AlphaZero represents an evolution from AlphaGo, demonstrating a more generalized and efficient learning approach by not requiring human game data for initial training, unlike the original AlphaGo. Both are DeepMind creations focused on strategic board games.
OpenAI Five mastered Dota 2, a complex real-time strategy video game that requires teamwork, coordination, and handling imperfect information, ultimately defeating world champion human teams.
Unlike AlphaGo's focus on a perfect-information board game, OpenAI Five tackled a real-time, multiplayer video game with hidden information and dynamic team play, presenting a different set of AI challenges in a collaborative environment.
Cicero achieved human-level performance in the strategy game Diplomacy, which uniquely requires natural language communication, negotiation, and the formation of alliances and deceptions.
Cicero extends beyond pure game strategy by incorporating social reasoning and natural language interaction, a dimension not present in AlphaGo's Go-playing domain, which focuses solely on board state and move prediction.
AlphaGo is an AI program developed by DeepMind that enables researchers and strategists to master the game of Go at a superhuman level. It combines deep neural networks with advanced search algorithms to achieve this.
AlphaGo itself is a research project and not a commercial product. However, access to its research papers, technical details, and public information is freely available, aligning with a freemium model for knowledge dissemination.
AlphaGo's main features include its ability to master the game of Go at a superhuman level, its use of deep neural networks (policy and value networks) combined with Monte Carlo tree search, its learning through both supervised learning from human games and reinforcement learning via self-play, and its capacity to discover novel strategies. It famously defeated world champion Lee Sedol in 2016.
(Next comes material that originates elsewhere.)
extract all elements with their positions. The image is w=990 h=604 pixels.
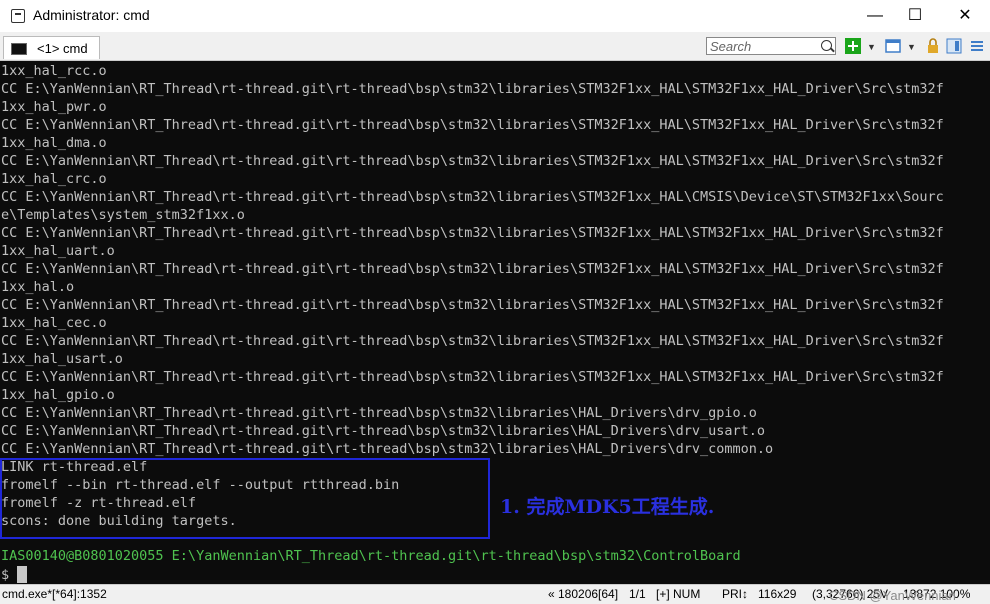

AlphaGo is not a user-facing tool but a foundational AI research system. Its methodologies and results are primarily used by AI researchers, scientists in fields like biology and robotics, game theorists, educators, and philosophers to advance AI, inspire new applications, and explore the implications of advanced machine intelligence.
AlphaGo differentiated itself from earlier systems like Deep Blue by using deep neural networks and reinforcement learning instead of brute-force search. Its successor, AlphaZero, improved upon it by learning multiple games from scratch without human data. Unlike OpenAI Five, which tackled real-time strategy games with imperfect information, AlphaGo focused on a perfect-information board game. Cicero, in contrast, incorporates natural language and social reasoning for games like Diplomacy, a dimension not present in AlphaGo's domain.